Царегородцев, намерзшийся и предельно уставший за долгую поездку, наглядевшийся на нищету и грязь, испытывал не меньшую радость по поводу возвращения, предвкушая горячую баню, чистую теплую постель и жаркое тело своей благоверной.
Сердце и душа таяли при этих мыслях, и он, прервав песню каюра, громко сказал:
— Ладно, Ваня, будет тебе бутылка…
— Спасибо, вот спасибо! — Каюр обернулся на пассажира. — Я всегда думал, что ты широкий человек и душа твоя щедрая… Да не обойдет тебя милостью своей бог…
Куркутский перекрестился.
— Скажи, Ваня. — Царегородцев старался найти удобное место на мерзлых рыбинах собачьего корма. — Какого же роду-племени ты человек? По наружности ты вроде бы на чукчу похож, но крестишься да и по-русски похоже говоришь…
— Верноподданный его ампираторского величества, — быстро ответил каюр, — слуга царю и православной церкви…
— Да не об этом речь, — нетерпеливо сказал Царегородцев, — я спрашиваю про породу вашу. Язык ваш вроде бы русский, но черт знает чего вы туда понамешали… Будто бы российский говор, а понять ни хрена нельзя. Да и обличье ваше… Иной раз поглядишь — дикарь дикарем, а в другом виде вроде бы русские. Одно утешение — бабы ваши больно красивы да ласковы.
— Это верно, — крякнул каюр. — Бабы наши, мольч, скусные…
— И что это за словечко «мольч», которое вы суете куда попало?
— Будет твоя воля, скажу землякам, чтоб «мольч» этого не говорили, — обещал Куркутский. — А порода наша российская. Происходим мы с дальних веков от Дежнева да Анкудинова.
Царегородцев добрался до Хатырки, убедился в правильности донесений о том, что в этих местах хозяйничали американские и японские скупщики пушнины, обирая коряков и чукчей. Японские рыболовы перегораживали реки, закрывая доступ кете в нерестилища.
Положение края предстало ужасным: болезни, нищета, невежество, а у многих было какое-то странное безразличие к жизни.
Поездка не на шутку напугала Царегородцева, и он решил, вернувшись в Ново-Мариинск, немедленно подать прошение об отставке. Надо возвращаться в Россию, в привычную жизнь. Поселиться где-нибудь в маленьком городке средней России. Й никаких тебе дикарей, изнуряющего бесконечного холода, который, казалось, навеки сковал эту неласковую, богом забытую землю.
И еще — отсутствие газет… Невозможно понять, что творится в России. Победные телеграфные реляции об успехах на германском фронте и тут же — сообщения американского радио об измене, о предательстве.

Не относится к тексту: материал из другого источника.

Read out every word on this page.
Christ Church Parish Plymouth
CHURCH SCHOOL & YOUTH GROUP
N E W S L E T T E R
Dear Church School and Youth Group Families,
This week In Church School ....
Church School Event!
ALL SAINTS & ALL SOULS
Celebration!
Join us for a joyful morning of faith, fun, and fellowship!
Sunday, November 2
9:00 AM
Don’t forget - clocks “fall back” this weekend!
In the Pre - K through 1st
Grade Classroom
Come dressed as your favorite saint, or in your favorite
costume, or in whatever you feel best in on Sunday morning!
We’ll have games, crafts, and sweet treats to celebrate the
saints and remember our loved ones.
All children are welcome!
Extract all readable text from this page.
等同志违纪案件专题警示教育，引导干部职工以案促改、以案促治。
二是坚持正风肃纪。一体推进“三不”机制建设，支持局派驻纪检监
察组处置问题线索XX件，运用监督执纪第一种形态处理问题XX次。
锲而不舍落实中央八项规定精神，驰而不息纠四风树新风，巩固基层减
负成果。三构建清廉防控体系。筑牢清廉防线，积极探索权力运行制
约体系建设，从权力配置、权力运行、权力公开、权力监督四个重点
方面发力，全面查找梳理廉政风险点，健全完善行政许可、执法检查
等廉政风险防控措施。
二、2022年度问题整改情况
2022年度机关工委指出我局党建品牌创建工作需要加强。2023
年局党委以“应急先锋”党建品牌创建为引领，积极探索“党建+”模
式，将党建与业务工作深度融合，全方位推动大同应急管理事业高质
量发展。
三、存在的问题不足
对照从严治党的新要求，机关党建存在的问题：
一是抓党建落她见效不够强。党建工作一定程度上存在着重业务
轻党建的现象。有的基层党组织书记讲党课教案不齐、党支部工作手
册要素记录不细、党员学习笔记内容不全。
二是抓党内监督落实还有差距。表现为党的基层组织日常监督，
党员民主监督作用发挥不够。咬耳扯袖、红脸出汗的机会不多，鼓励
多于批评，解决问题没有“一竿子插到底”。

Справа, на льду лимана, показалась Алюмка — одинокий остров, круто возвышающийся над торосами.
Еще один поворот, низкий мыс — и на бледном вечернем мартовском небе показались ажурные мачты анадырской радиостанции.
Куркутский почмокал губами.
Ему тоже не терпелось домой, в жарко натопленную избу за речкой Казачкой. Он уже до мелочей продумал свое возвращение. Отвезет пассажира к его дому. Сдаст на руки обрадованной жене, получит свою бутылку и направит упряжку за речку. На бутылку можно Анемподиста Парфентьева позвать. Тоже чуванского роду мужик, расскажет все новости.
Собаки почуяли жилье.
Возле своей яранги Тымнэро окликнул путников:
— Какомэй, никак Куркут?
— Это я, верно доспел, — отозвался Ваня. Тымнэро глядел вслед нарте и думал, что же будет с Царегородцевым, с этим самым главным тангитаном Анадырского уезда.
Куркутский гнал собак от свенсоновского склада — длинного приземистого здания из гофрированного железа — по единственной улице Ново-Мариинска. Редкие прохожие шарахались от упряжки, однако никто не останавливался и не спешил поздравить с благополучным возвращением уездного начальника.
Дом, где жил Царегородцев, располагался почти впритык к дому уездного правления у впадения реки Казачки в Анадырский лиман.
На крыльце присутственного дома толпилось несколько человек. Еще издали Царегородцев узнал Ивана Тренева, Матвея Станчиковского и своего давнего врага — Петра Каширина, которого он намеревался выслать с первым же пароходом в Петропавловск.
"Встречать собрались", — с удовлетворением подумал Царегородцев, внутренне готовясь достойно ответить, на приветствия, принять знаки верности и преданности.
Куркутский просунул палку-остол с железным наконечником и остановил упряжку.